Recap: Disney and EA have been partners in bringing Star Wars games to market since inking a 10-year exclusivity deal in 2013. Since then, EA has produced the successful, if occasionally controversial, Battlefront I and II. When asked during an earnings call, Disney chief Bob Iger praised their relationship with EA and spoke in support of Disney's decision to license their franchises instead of developing games in-house.

In spite of the recent turmoil surrounding the release of Star Wars: Battlefront II and the PR fallout endured by Electronic Arts, Disney CEO Bob Iger said on a recent earnings call that the relationship between the two companies is "good."

"We've had good relationships with some of those we're licensing to, notably EA, and the relationship on the Star Wars properties, and we're probably going to continue to stay on that side of the business and put our capital elsewhere," Iger said.

In the past, Disney developed and published games like Epic Mickey and Disney Infinity in-house through the now-defunct Disney Interactive Studios. Nowadays, Disney licenses its franchises to outside studios instead, with EA being their largest partner. In 2013, Disney signed a 10-year deal with EA that gave EA exclusive rights to develop Star Wars video games.

Iger discussed the reasoning to shift from internal development to a licensing model, noting that Disney's history of internal game development has been sub-par.
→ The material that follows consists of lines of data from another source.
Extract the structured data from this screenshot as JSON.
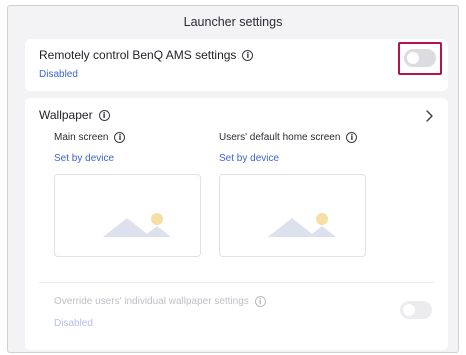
{
  "header": {
    "title": "Launcher settings"
  },
  "remote_control": {
    "label": "Remotely control BenQ AMS settings",
    "status": "Disabled",
    "enabled": false,
    "info_icon": "info-icon"
  },
  "wallpaper": {
    "label": "Wallpaper",
    "info_icon": "info-icon",
    "chevron_icon": "chevron-right-icon",
    "main_screen": {
      "label": "Main screen",
      "value": "Set by device",
      "preview_icon": "image-placeholder-icon"
    },
    "users_default": {
      "label": "Users' default home screen",
      "value": "Set by device",
      "preview_icon": "image-placeholder-icon"
    },
    "override": {
      "label": "Override users' individual wallpaper settings",
      "status": "Disabled",
      "enabled": false,
      "disabled_control": true
    }
  },
  "colors": {
    "accent_link": "#3d63d9",
    "highlight_border": "#b3124a",
    "mountain": "#dde1ee",
    "sun": "#f5dfa2"
  }
}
"Over the years we've tried our hand in self-publishing, we've bought companies, we've sold companies, we've bought developers, we've closed developers," Iger said on the earnings call. "We've found over the years that we haven't been particularly good at the self-publishing side, but we've been great at the licensing side which obviously doesn't require that much allocation of capital."

Since 2013, EA has released two Star Wars console games, Battlefront I and II. Both games have been commercially successful, with the first Battlefront shipping more than 13 million copies during its launch quarter, and the sequel shipping 9 million copies during the same time frame. Battlefront II, however, was marred by significant outrage from gamers in response to the widespread use of microtransactions, some of which gave deep-pocketed players a gameplay advantage, and others that unlocked various aspects of the game.

It was reported at the time that it would take 4,528 hours of gameplay or $2,100 in real money to unlock the full game. In response, EA removed microtransactions from the game temporarily, bringing back less disruptive loot boxes a few months later.

These issues have not slowed down the development of new titles. Most recently, EA-owned studio and Titanfall developer Respawn announced Jedi: Fallen Order, expected to be released during the 2019 holiday season.

Assuming the deal hasn't changed, we can expect EA and Disney's partnership on Star Wars releases to run through 2023.